Ce mécanisme serait encadré :

- la situation des personnes disposant d'un patrimoine inférieur à un certain seuil serait inchangée : elles continueraient de bénéficier d'une APA à taux plein sans avoir à mettre leur patrimoine à contribution ;

- des dispositions devront être élaborées pour empêcher que le bénéficiaire n'organise son insolvabilité ;

- en cas de situation de dépendance conjointe des époux ou des membres pacsés du couple, la mission estime que le patrimoine ne devrait être gagé qu'une seule fois, dans la limite du plafond du gage ;

- cette mesure ne serait pas rétroactive et ne s'appliquerait qu'aux nouveaux bénéficiaires.

Ce mécanisme présente plusieurs avantages : il ne s'apparente pas à la récupération sur succession dès lors qu'il résulte d'un choix clair et ex ante du bénéficiaire ; il ne remet pas en cause le caractère universel de l'APA ; il constitue une incitation, sur le long terme, à la souscription de produits d'épargne ou de prévoyance en matière de dépendance, ce qui est particulièrement important dans une logique économique sur longue période.

Source : mission commune d'information sur la prise en charge de la dépendance et la création du cinquième risque - rapport d'information n° 447 (2007-2008)

L'ensemble de ces questions devront faire l'objet d'un débat approfondi à l'occasion de l'examen du projet de loi sur la prise en charge de la dépendance qui pourrait être déposé prochainement au Parlement.
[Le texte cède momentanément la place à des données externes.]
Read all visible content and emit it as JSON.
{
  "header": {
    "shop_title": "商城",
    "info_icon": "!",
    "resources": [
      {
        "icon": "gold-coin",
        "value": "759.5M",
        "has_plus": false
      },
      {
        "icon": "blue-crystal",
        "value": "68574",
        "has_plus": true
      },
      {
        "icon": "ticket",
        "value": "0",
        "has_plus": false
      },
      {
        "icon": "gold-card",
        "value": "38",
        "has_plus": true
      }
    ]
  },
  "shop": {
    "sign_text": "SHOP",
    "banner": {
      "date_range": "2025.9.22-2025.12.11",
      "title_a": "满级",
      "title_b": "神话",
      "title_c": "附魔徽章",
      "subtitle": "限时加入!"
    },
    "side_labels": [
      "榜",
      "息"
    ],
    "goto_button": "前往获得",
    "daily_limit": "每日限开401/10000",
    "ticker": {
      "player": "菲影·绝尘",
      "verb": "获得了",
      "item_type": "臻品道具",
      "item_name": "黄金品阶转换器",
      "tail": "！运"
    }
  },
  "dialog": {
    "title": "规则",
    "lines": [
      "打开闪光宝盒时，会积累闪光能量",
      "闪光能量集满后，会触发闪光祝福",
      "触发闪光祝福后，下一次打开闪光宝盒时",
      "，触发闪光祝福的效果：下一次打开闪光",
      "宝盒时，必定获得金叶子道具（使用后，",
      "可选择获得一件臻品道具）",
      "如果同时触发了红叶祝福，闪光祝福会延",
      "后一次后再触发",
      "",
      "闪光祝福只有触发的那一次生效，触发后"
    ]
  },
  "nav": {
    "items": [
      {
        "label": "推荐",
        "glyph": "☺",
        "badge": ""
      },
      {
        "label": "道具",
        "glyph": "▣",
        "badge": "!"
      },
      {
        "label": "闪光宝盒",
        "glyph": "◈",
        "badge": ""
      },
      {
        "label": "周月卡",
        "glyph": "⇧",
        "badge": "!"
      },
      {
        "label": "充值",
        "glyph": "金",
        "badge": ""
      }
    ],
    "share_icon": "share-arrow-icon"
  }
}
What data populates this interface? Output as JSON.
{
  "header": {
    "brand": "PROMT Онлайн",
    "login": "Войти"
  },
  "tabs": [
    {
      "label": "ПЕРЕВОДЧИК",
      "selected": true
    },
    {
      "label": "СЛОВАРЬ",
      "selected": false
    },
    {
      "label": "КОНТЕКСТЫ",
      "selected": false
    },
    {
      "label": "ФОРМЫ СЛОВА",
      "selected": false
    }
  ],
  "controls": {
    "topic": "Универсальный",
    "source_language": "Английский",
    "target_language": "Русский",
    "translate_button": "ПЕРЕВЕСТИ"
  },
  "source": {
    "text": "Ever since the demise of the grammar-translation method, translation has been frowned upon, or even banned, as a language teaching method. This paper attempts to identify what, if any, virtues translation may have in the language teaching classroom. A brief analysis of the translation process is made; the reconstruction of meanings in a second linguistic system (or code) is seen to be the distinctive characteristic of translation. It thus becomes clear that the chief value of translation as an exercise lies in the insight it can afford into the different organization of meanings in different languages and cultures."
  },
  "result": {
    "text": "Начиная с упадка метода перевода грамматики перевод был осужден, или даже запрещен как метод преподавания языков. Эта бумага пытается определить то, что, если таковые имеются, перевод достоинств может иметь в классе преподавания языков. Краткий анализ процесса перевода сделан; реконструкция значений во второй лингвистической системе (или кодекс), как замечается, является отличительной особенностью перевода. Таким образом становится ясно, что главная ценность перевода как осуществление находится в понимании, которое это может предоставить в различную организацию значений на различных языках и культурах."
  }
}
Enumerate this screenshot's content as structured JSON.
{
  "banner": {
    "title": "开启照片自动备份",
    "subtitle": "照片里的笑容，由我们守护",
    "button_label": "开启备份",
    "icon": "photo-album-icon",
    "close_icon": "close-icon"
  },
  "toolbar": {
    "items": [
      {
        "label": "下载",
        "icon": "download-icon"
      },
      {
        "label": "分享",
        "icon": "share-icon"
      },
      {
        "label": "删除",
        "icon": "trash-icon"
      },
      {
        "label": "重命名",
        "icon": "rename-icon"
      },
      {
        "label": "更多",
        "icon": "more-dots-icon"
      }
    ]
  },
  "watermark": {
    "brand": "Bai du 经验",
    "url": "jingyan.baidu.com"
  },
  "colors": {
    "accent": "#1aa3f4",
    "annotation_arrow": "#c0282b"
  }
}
* 32 Ces prestations recouvrent les pensions de base, les pensions complémentaires, les dépenses liées à l'allocation personnalisée pour l'autonomie (APA), le minimum vieillesse et les pensions de réversion.

* 33 DREES, « Les prestations de protection sociale en 2007», Etudes et résultats n° 665 - octobre 2008.

* 34 Rapport d'information n° 447 (2007-2008).

* 35 Report by the Economic Policy Committee and the European Commission on the impact of ageing populations on public spending - février 2006.

* 36 Troisième rapport du conseil d'orientation des retraites, « Retraites : perspectives 2020 et 2050 » - mars 2006.

* 37 Rapport du Haut conseil pour l'avenir de l'assurance maladie - juillet 2007.

* 38 Premier rapport du conseil d'orientation des finances publiques - février 2007.

* 39 Rapport précité du conseil d'orientation des finances publiques - février 2007.

* 40 Audition du mercredi 6 février 2008.

* 41 Audition de M. Frédéric Van Roekeghem, directeur de la CNAMTS, devant la commission des affaires sociales du Sénat, le 1 er juillet 2009.

* 42 CNAMTS, Points de repère n° 20 - novembre 2008.

* 43 Rapport d'information n° 447 (2007-2008) précité.